L70 is the amount of time it takes for a light to degrade to 70% of initial lumen output

CRI is Colour Rendering Index. It is a measurement of the quality of light. Whereas lumens is a measurement of the quantity of light, CRI is the measurement of quality. It is a scale between 0 and 100. 0 is bad, 100 is great. LED's typically are in the 70-95 range. The higher the CRI, the more expensive the LED chip, and therefore the more expensive the product itself.

Colour temperature for LED’s is measured on the Kelvin scale. LED’s come in a variety of colours, but the most common are in a range from 2700K to 7500K. The unfortunate thing is that the only consistent measurement is the Kelvin scale, many manufacturers like to use terms like Day White, Natural White, Warm White and Cool White, but there is not a standard that defines a Kelvin temperature to associate with those terms. The general rule is WARM (2700K) to COOL (6500K+). The warmer the light, the more yellow tones, the cooler the light, there are more blue tones.

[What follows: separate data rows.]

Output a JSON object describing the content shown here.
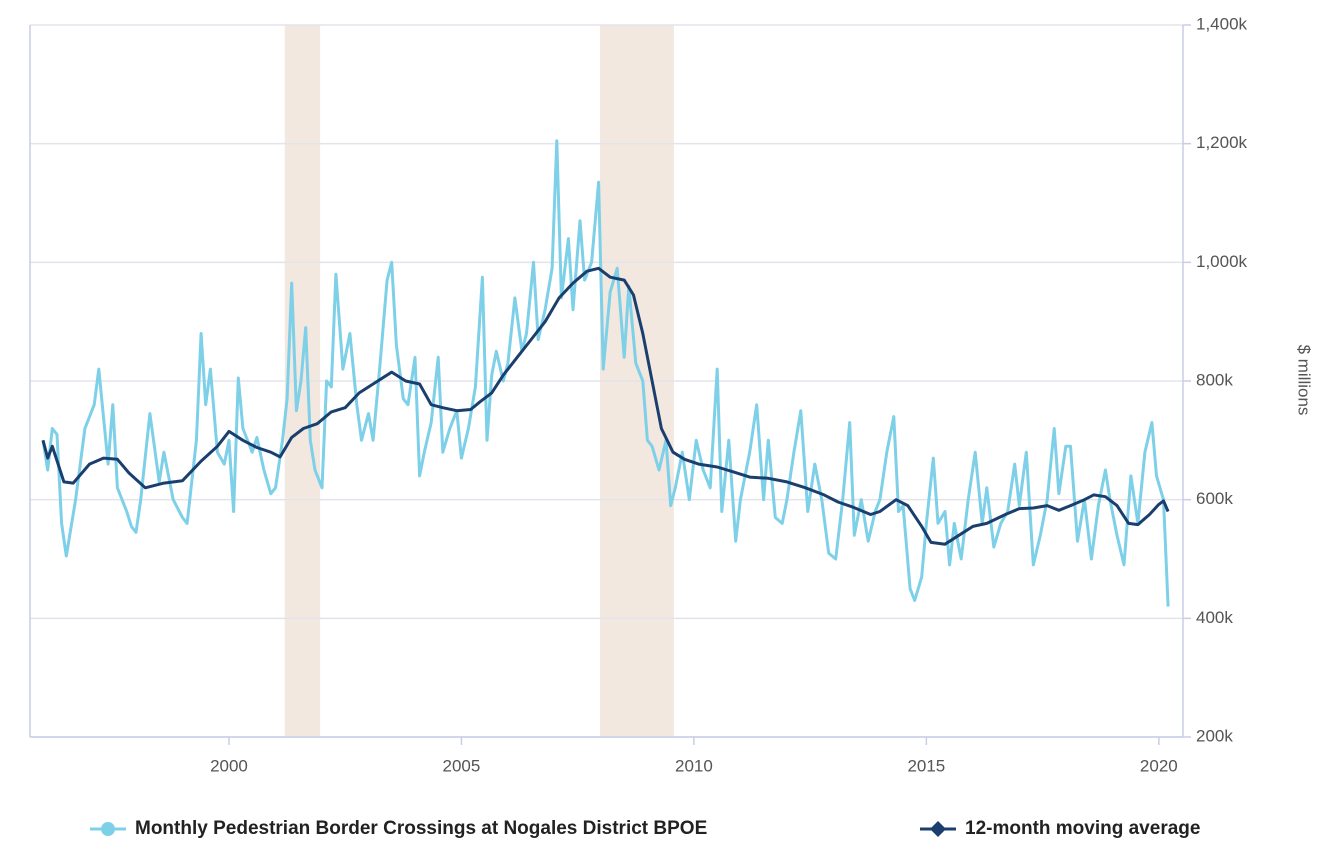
{
  "chart_data": {
    "type": "line",
    "y_label": "$ millions",
    "xlim": [
      1995.72,
      2020.52
    ],
    "xticks": [
      2000,
      2005,
      2010,
      2015,
      2020
    ],
    "ylim": [
      200,
      1400
    ],
    "yticks": [
      {
        "value": 200,
        "label": "200k"
      },
      {
        "value": 400,
        "label": "400k"
      },
      {
        "value": 600,
        "label": "600k"
      },
      {
        "value": 800,
        "label": "800k"
      },
      {
        "value": 1000,
        "label": "1,000k"
      },
      {
        "value": 1200,
        "label": "1,200k"
      },
      {
        "value": 1400,
        "label": "1,400k"
      }
    ],
    "grid": true,
    "y_axis_side": "right",
    "legend": "bottom",
    "recessions": [
      [
        2001.2,
        2001.96
      ],
      [
        2007.98,
        2009.57
      ]
    ],
    "recession_color": "#f2e8e0",
    "series": [
      {
        "name": "Monthly Pedestrian Border Crossings at Nogales District BPOE",
        "color": "#7dd0e8",
        "marker": "circle",
        "x": [
          1996.0,
          1996.1,
          1996.2,
          1996.3,
          1996.4,
          1996.5,
          1996.7,
          1996.9,
          1997.1,
          1997.2,
          1997.4,
          1997.5,
          1997.6,
          1997.8,
          1997.9,
          1998.0,
          1998.1,
          1998.3,
          1998.5,
          1998.6,
          1998.8,
          1999.0,
          1999.1,
          1999.3,
          1999.4,
          1999.5,
          1999.6,
          1999.75,
          1999.9,
          2000.0,
          2000.1,
          2000.2,
          2000.3,
          2000.5,
          2000.6,
          2000.75,
          2000.9,
          2001.0,
          2001.15,
          2001.25,
          2001.35,
          2001.45,
          2001.55,
          2001.65,
          2001.75,
          2001.85,
          2002.0,
          2002.1,
          2002.2,
          2002.3,
          2002.45,
          2002.6,
          2002.75,
          2002.85,
          2003.0,
          2003.1,
          2003.25,
          2003.4,
          2003.5,
          2003.6,
          2003.75,
          2003.85,
          2004.0,
          2004.1,
          2004.2,
          2004.35,
          2004.5,
          2004.6,
          2004.75,
          2004.9,
          2005.0,
          2005.15,
          2005.3,
          2005.45,
          2005.55,
          2005.65,
          2005.75,
          2005.9,
          2006.0,
          2006.15,
          2006.3,
          2006.4,
          2006.55,
          2006.65,
          2006.8,
          2006.95,
          2007.05,
          2007.15,
          2007.3,
          2007.4,
          2007.55,
          2007.65,
          2007.8,
          2007.95,
          2008.05,
          2008.2,
          2008.35,
          2008.5,
          2008.6,
          2008.75,
          2008.9,
          2009.0,
          2009.1,
          2009.25,
          2009.4,
          2009.5,
          2009.6,
          2009.75,
          2009.9,
          2010.05,
          2010.2,
          2010.35,
          2010.5,
          2010.6,
          2010.75,
          2010.9,
          2011.0,
          2011.2,
          2011.35,
          2011.5,
          2011.6,
          2011.75,
          2011.9,
          2012.0,
          2012.15,
          2012.3,
          2012.45,
          2012.6,
          2012.75,
          2012.9,
          2013.05,
          2013.2,
          2013.35,
          2013.45,
          2013.6,
          2013.75,
          2013.9,
          2014.0,
          2014.15,
          2014.3,
          2014.4,
          2014.5,
          2014.65,
          2014.75,
          2014.9,
          2015.0,
          2015.15,
          2015.25,
          2015.4,
          2015.5,
          2015.6,
          2015.75,
          2015.9,
          2016.05,
          2016.2,
          2016.3,
          2016.45,
          2016.6,
          2016.75,
          2016.9,
          2017.0,
          2017.15,
          2017.3,
          2017.45,
          2017.6,
          2017.75,
          2017.85,
          2018.0,
          2018.1,
          2018.25,
          2018.4,
          2018.55,
          2018.7,
          2018.85,
          2018.95,
          2019.1,
          2019.25,
          2019.4,
          2019.55,
          2019.7,
          2019.85,
          2019.95,
          2020.1,
          2020.2
        ],
        "values": [
          700,
          650,
          720,
          710,
          560,
          505,
          600,
          720,
          760,
          820,
          660,
          760,
          620,
          580,
          555,
          545,
          600,
          745,
          630,
          680,
          600,
          570,
          560,
          700,
          880,
          760,
          820,
          680,
          660,
          700,
          580,
          805,
          720,
          680,
          705,
          650,
          610,
          620,
          700,
          770,
          965,
          750,
          800,
          890,
          700,
          650,
          620,
          800,
          790,
          980,
          820,
          880,
          760,
          700,
          745,
          700,
          830,
          970,
          1000,
          860,
          770,
          760,
          840,
          640,
          680,
          730,
          840,
          680,
          720,
          750,
          670,
          720,
          790,
          975,
          700,
          810,
          850,
          800,
          830,
          940,
          850,
          880,
          1000,
          870,
          920,
          990,
          1205,
          940,
          1040,
          920,
          1070,
          970,
          1000,
          1135,
          820,
          950,
          990,
          840,
          960,
          830,
          800,
          700,
          690,
          650,
          700,
          590,
          620,
          680,
          600,
          700,
          650,
          620,
          820,
          580,
          700,
          530,
          600,
          680,
          760,
          600,
          700,
          570,
          560,
          600,
          680,
          750,
          580,
          660,
          600,
          510,
          500,
          600,
          730,
          540,
          600,
          530,
          580,
          600,
          680,
          740,
          580,
          590,
          450,
          430,
          470,
          560,
          670,
          560,
          580,
          490,
          560,
          500,
          600,
          680,
          560,
          620,
          520,
          560,
          580,
          660,
          590,
          680,
          490,
          540,
          600,
          720,
          610,
          690,
          690,
          530,
          600,
          500,
          590,
          650,
          600,
          540,
          490,
          640,
          560,
          680,
          730,
          640,
          600,
          420
        ]
      },
      {
        "name": "12-month moving average",
        "color": "#1a3f6e",
        "marker": "diamond",
        "x": [
          1996.0,
          1996.1,
          1996.2,
          1996.45,
          1996.65,
          1997.0,
          1997.3,
          1997.6,
          1997.85,
          1998.2,
          1998.6,
          1999.0,
          1999.4,
          1999.75,
          2000.0,
          2000.3,
          2000.6,
          2000.9,
          2001.1,
          2001.35,
          2001.6,
          2001.9,
          2002.2,
          2002.5,
          2002.8,
          2003.1,
          2003.5,
          2003.8,
          2004.1,
          2004.35,
          2004.6,
          2004.9,
          2005.2,
          2005.4,
          2005.65,
          2005.9,
          2006.2,
          2006.5,
          2006.8,
          2007.1,
          2007.4,
          2007.7,
          2007.95,
          2008.2,
          2008.5,
          2008.7,
          2008.9,
          2009.1,
          2009.3,
          2009.55,
          2009.8,
          2010.1,
          2010.5,
          2010.8,
          2011.2,
          2011.6,
          2012.0,
          2012.4,
          2012.8,
          2013.1,
          2013.4,
          2013.8,
          2014.0,
          2014.35,
          2014.6,
          2014.9,
          2015.1,
          2015.4,
          2015.7,
          2016.0,
          2016.3,
          2016.7,
          2017.0,
          2017.3,
          2017.6,
          2017.85,
          2018.1,
          2018.4,
          2018.6,
          2018.85,
          2019.1,
          2019.35,
          2019.55,
          2019.8,
          2020.0,
          2020.1,
          2020.2
        ],
        "values": [
          700,
          670,
          690,
          630,
          628,
          660,
          670,
          668,
          645,
          620,
          628,
          632,
          665,
          690,
          715,
          700,
          688,
          680,
          672,
          705,
          720,
          728,
          748,
          755,
          780,
          795,
          815,
          800,
          795,
          760,
          755,
          750,
          752,
          765,
          780,
          810,
          840,
          870,
          900,
          940,
          965,
          985,
          990,
          975,
          970,
          945,
          880,
          800,
          720,
          680,
          668,
          660,
          655,
          648,
          638,
          636,
          630,
          620,
          608,
          596,
          588,
          575,
          580,
          600,
          590,
          555,
          528,
          525,
          540,
          555,
          560,
          575,
          585,
          586,
          590,
          582,
          590,
          600,
          608,
          605,
          590,
          560,
          558,
          575,
          592,
          598,
          580
        ]
      }
    ]
  }
}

    Here are the typical range of colour temperatures
  • 2700-3200 - WW - Warm White
  • 4000-4500 - NW - Natural White
  • 5000-5500 - DW - Day White
  • 6500-7500 - CW - Cool White

In the study of colour vision, a MacAdam ellipse is a region on a chromaticity diagram which contains all colours which are indistinguishable, to the average human eye, from the colour at the center of the ellipse. The contour of the ellipse therefore represents the just noticeable differences of chromaticity. So when an LED supplier proudly claims to offer you LEDs binned to a 4-step MacAdam ellipse tolerance (or 4xSDCM), keep in mind that this is better than LEDs that are binned to 5-steps but you will still see a colour difference over the range of LEDs supplied to that specification. Try to use 3xSDCM to avoid visible colour shift

It is the measurement of the fixtures light output angle until the output has fallen off to 50%. This means that you disregard the light out of that 50% and above zone for this measurement, which makes it helpful in knowing how much “usable” light the fixture puts out in a fairly even field.

Always buy based on lumens, watts is a number that is used to determine how much energy it takes to produce those lumens. It is important to pay attention to lumens per watt, or lm/w. The higher the number, the less energy you will need to produce the light. You will notice that some lights take less energy to produce the same amount of light, and this is something you should watch for. Typically, the higher the ratio, the better.